Does using that average water temperature invalidate my results because of the non linearity of heating the water??

I worked out I need approx 2.7m of 3.8mm inner diameter, 5mm outer diameter tube with a water flow rate of 2L/min to dissipate 2000W from 78C vapour using 35C input water. Does this add up?

I'd appreciate if someone with a bit more knowledge of thermodynamics could have a go at the problem and tell me what they get and how they went about it.

Thanks for reading if you got this far.

Neil Stephens.

2. Feb 1, 2005

Clausius2

That seems quite a serious problem. You should read some advanced books on it. It is not a simple problem, and the formulae is not simple too. Just look for someone nearby who knows about heat transfer processes, an engineer or so. I would need to know the geometry exactly because heat transfer depends upon it a lot. And I think this is not the best place to do such a hard calculation. People here could give you some initial estimation, but it probably will be far away from the real value.

Good luck.

3. Feb 1, 2005

da_willem

If I understand correctly the cooling water flows through a single cilindrical pipe while the vapour that needs cooling is outside that pipe? I think it is best to work with dimensionless numbers like the Reynolds number and Nusselt number. There exist empirical dimensionless correlations for the heat transport depending on the geometry. By first estimating, by means of these dimensionless numbers, the character of the involved flows (is the pipeflow laminar or turbulent, how important is free convection compared to forced convection, etc.) you can than select the important empirical correlations and find out the resistance to heat transport.

4. Feb 1, 2005

knarl

Thanks guys. I feared this was a super complex problem

Correct

Is it possible for you to point me towards a source of information about these correlations?

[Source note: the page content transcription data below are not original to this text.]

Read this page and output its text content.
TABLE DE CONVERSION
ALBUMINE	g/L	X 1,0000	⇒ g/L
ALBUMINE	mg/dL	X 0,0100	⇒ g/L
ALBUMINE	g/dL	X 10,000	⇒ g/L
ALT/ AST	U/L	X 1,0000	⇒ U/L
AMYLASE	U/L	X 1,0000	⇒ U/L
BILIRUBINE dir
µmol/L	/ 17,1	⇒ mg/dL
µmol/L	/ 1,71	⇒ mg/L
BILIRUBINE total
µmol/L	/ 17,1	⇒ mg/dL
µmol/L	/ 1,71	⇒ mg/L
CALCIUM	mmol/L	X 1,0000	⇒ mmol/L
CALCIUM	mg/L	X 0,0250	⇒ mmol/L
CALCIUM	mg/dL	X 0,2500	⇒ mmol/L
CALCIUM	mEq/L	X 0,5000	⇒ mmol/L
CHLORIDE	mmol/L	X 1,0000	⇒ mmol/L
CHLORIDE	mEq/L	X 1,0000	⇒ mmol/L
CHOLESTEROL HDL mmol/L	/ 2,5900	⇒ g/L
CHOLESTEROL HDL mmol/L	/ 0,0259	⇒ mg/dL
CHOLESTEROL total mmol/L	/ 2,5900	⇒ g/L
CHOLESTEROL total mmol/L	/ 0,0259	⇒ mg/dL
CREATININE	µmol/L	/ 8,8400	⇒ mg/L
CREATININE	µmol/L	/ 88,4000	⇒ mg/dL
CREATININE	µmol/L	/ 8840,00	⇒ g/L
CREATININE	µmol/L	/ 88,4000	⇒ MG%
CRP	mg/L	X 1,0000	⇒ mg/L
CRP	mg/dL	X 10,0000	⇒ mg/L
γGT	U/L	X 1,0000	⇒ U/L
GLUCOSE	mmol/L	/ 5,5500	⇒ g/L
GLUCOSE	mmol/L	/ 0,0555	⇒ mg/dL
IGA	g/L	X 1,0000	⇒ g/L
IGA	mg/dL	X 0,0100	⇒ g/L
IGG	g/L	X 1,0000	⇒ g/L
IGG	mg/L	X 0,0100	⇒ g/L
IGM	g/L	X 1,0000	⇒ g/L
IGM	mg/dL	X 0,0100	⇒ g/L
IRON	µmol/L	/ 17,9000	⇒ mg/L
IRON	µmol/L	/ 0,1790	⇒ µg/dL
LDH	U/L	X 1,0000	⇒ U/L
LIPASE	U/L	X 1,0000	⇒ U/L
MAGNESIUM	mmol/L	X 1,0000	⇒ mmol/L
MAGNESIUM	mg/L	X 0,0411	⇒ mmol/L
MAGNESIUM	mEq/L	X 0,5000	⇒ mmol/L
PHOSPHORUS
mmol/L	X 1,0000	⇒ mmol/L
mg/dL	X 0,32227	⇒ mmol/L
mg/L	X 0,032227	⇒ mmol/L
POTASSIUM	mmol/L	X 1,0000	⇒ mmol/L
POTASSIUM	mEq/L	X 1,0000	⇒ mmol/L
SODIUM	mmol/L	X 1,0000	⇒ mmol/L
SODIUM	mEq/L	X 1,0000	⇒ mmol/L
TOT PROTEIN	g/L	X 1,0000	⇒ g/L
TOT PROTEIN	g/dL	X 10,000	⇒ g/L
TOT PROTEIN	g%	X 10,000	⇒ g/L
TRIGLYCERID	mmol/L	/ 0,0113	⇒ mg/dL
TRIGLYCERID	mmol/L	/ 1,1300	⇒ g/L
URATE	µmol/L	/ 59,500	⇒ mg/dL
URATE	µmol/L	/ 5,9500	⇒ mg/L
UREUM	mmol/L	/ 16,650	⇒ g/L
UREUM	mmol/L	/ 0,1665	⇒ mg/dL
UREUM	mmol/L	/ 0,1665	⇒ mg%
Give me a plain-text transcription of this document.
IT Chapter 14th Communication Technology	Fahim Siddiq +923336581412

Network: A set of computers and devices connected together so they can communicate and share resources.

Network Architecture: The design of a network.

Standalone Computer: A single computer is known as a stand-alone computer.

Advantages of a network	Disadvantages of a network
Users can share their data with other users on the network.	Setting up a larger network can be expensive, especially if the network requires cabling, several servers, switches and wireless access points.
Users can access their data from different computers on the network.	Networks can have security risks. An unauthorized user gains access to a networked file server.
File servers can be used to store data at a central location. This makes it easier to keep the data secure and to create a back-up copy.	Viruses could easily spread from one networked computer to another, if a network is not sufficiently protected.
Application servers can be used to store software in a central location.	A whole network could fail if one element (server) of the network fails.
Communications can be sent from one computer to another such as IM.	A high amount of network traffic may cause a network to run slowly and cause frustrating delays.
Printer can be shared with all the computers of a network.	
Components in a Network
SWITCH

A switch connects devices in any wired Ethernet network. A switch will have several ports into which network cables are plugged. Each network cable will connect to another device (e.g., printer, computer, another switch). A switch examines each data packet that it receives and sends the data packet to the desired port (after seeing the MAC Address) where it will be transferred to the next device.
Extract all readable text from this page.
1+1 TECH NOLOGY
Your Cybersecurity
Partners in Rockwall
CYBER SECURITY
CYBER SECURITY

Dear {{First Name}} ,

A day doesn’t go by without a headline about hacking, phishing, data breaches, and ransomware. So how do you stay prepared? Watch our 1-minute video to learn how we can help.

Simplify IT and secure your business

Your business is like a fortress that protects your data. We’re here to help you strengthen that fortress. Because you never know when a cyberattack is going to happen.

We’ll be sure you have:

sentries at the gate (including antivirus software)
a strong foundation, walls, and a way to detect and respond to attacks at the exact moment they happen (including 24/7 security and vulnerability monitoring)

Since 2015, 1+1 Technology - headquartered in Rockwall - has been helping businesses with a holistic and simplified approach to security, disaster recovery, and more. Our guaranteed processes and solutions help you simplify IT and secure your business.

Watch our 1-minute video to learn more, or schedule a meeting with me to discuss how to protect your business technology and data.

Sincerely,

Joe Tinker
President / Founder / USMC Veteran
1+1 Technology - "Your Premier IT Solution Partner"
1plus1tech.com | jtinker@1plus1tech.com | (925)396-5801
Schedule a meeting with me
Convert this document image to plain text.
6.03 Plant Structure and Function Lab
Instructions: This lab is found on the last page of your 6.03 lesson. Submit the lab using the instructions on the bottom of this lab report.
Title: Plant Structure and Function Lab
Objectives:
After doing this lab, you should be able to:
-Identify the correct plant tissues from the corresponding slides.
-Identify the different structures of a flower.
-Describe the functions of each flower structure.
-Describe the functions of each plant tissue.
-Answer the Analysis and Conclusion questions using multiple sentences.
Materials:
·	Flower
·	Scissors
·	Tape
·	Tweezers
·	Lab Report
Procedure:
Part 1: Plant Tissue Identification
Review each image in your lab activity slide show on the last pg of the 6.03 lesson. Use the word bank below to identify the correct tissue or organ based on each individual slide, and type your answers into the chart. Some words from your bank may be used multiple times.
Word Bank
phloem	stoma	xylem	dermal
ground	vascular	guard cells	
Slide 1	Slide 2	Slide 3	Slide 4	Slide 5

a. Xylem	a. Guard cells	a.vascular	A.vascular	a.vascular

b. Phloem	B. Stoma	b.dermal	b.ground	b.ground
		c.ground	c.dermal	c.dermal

I'm not affraid of some research. But knowing where to start is why I came to this forum

Thanks

5. Feb 2, 2005

da_willem

I tried to find something using Google, but I couldn't find much. Maybe you can purchase a book on '(heat) transport phenomena'. I could give you some of the correlations that might be involved but if you want to tackle this problem seriously and accurately you need much more research I guess.

Well as I see it there are three regions wich show some resistance to heat transport:

1) the heat flow from cooling water to the cylinder wall.
2) the conduction of heat through the copper cylinder wall
3) the flow of vapour around the cilinder

All of these can be expressed using a 'heat tranfer coefficient' h. So the resitcance to heat transport is proportional to 1/h. The resistances above mentioned are 'in series' so you can find the total h (lets call it U) using:

$$\frac{1}{U}=\frac{1}{h_1}+\frac{1}{h_2}+\frac{1}{h_3}$$

How do you find the heat flux from this U:

For pure conduction in 1D Fouriers law relates a temperature gradient via the heat conduction coefficient ($\lambda[/tex]) to the heat flux [itex]\phi_q[/tex] (J/s): $$\phi_q '' = -\lambda \frac{dT}{dx}$$ (where the '' denotes 'per unit area') Engineers usually use Newtons law of cooling: $$\phi_q ''= h \Delta T$$ Wich is in my opinion only the definition of h. This is the realtion you need. So first find out all the h's and the use this relation to find the heat flux from the driving force: the temperature difference. Now what are these h's? Usually a dimensionless relation is given in terms of the Nusselt number: $$Nu=\frac{D \lambda}{h}$$ From wich you can find h if you know the characteristic dimension D (in case of a cilinder the diameter) and the conductivity coefficient of the appropiate substance. 1) For this you need to know the character of the flow. As a criterium you can use the Reynolds number: $$Re = \frac{ \rho v D}{ \mu}$$ the density times velocity times diameter divided by the dynamic viscosity. For the numbers you gave the velocity is 2,94 m/s and the Reynolds number comes down to ~10^4 wich is pretty turbulent (the transition from laminar to turbulent takes place around 2000-2500). So you might say depending on your desired accuracy: by all these vortices in the flow it is mixed pretty good and use a temperature of the flow independent of the radial coordinate (so [itex]1/h_2 = 0$). Or you can use the empirical relation for turbulent pipe flow:

$$Nu=0.027Re^{0.8} Pr^{0.33}$$ with $$Pr=\frac{\nu}{a}$$

So the 'Prandtl number' is the kinematic viscosity ($\mu / \rho$) divided by the thermal diffusivity ($a=\lambda / \rho c_p$)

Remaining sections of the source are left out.